- Takemata in 2013
- Born: June 27, 1998 (age 27)
- Occupations: Women's professional shogi player (former); Tarento (former); Fuji TV announcer (current);

= Beni Takemata =

Japanese announcer and former shogi player

Beni Takemata (竹俣 紅, Takemata Beni) is a female announcer for Fuji TV. She is a former Japanese women's professional shogi player who was ranked 1-dan.

==Women's shogi professional==
In December 2018, Takemata announced her intention to retire from professional shogi and leave the Japan Shogi Association at the end of March 2019 to pursue other opportunities as well as to focus on her studies.

===Promotion history===
Takemata's promotion history was as follows:
- 2012, October 1: 2-kyū
- 2015, July 1: 1-kyū
- 2016, April 1: 1-dan

Note: All ranks are women's professional ranks.

==Media personality==
She was managed by Watanabe Entertainment as one of their "Intellectual Tarentos", appearing on Japanese variety shows and making personal appearances.

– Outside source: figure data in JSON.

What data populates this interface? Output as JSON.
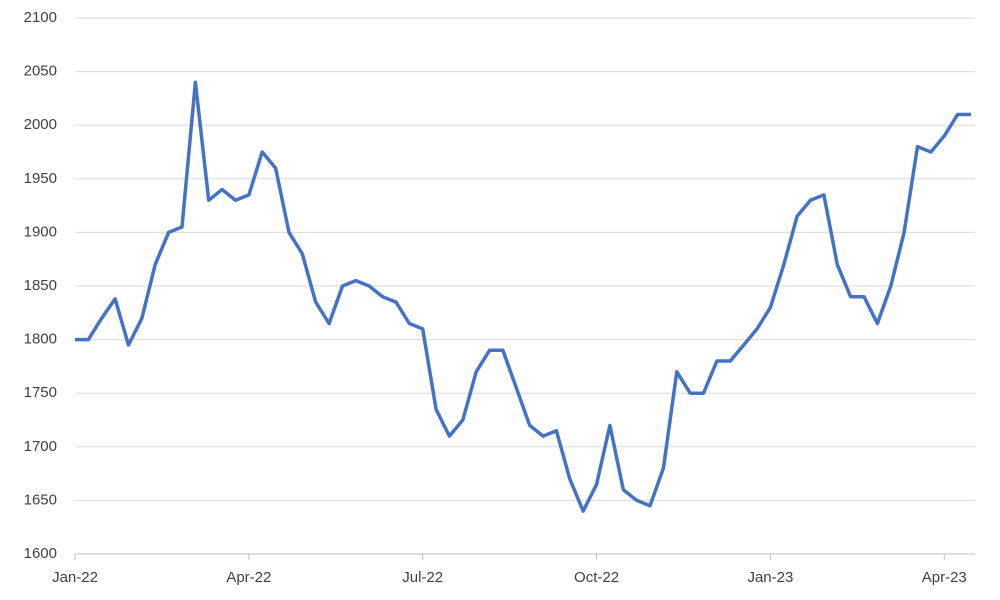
{
  "chart_data": {
    "type": "line",
    "categories": [
      "Jan-22",
      null,
      null,
      null,
      null,
      null,
      null,
      null,
      null,
      null,
      null,
      null,
      null,
      "Apr-22",
      null,
      null,
      null,
      null,
      null,
      null,
      null,
      null,
      null,
      null,
      null,
      null,
      "Jul-22",
      null,
      null,
      null,
      null,
      null,
      null,
      null,
      null,
      null,
      null,
      null,
      null,
      "Oct-22",
      null,
      null,
      null,
      null,
      null,
      null,
      null,
      null,
      null,
      null,
      null,
      null,
      "Jan-23",
      null,
      null,
      null,
      null,
      null,
      null,
      null,
      null,
      null,
      null,
      null,
      null,
      "Apr-23",
      null,
      null
    ],
    "series": [
      {
        "color": "#4472c4",
        "values": [
          1800,
          1800,
          1820,
          1838,
          1795,
          1820,
          1870,
          1900,
          1905,
          2040,
          1930,
          1940,
          1930,
          1935,
          1975,
          1960,
          1900,
          1880,
          1835,
          1815,
          1850,
          1855,
          1850,
          1840,
          1835,
          1815,
          1810,
          1735,
          1710,
          1725,
          1770,
          1790,
          1790,
          1755,
          1720,
          1710,
          1715,
          1670,
          1640,
          1665,
          1720,
          1660,
          1650,
          1645,
          1680,
          1770,
          1750,
          1750,
          1780,
          1780,
          1795,
          1810,
          1830,
          1870,
          1915,
          1930,
          1935,
          1870,
          1840,
          1840,
          1815,
          1850,
          1900,
          1980,
          1975,
          1990,
          2010,
          2010
        ]
      }
    ],
    "ylim": [
      1600,
      2100
    ],
    "yticks": [
      1600,
      1650,
      1700,
      1750,
      1800,
      1850,
      1900,
      1950,
      2000,
      2050,
      2100
    ],
    "grid": true
  }
}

In April 2021, she joined Fuji Television as announcer.

===Filmography===
==== Television====
- Live News it! (July 2021 – present ) - Field caster
- Banjō no Alpha (NHK BS Premium, February 2019) - as Hina Kurahashi II

==Personal life==
Takemata studied political science and economics at Waseda University. She graduated from the university in March 2021.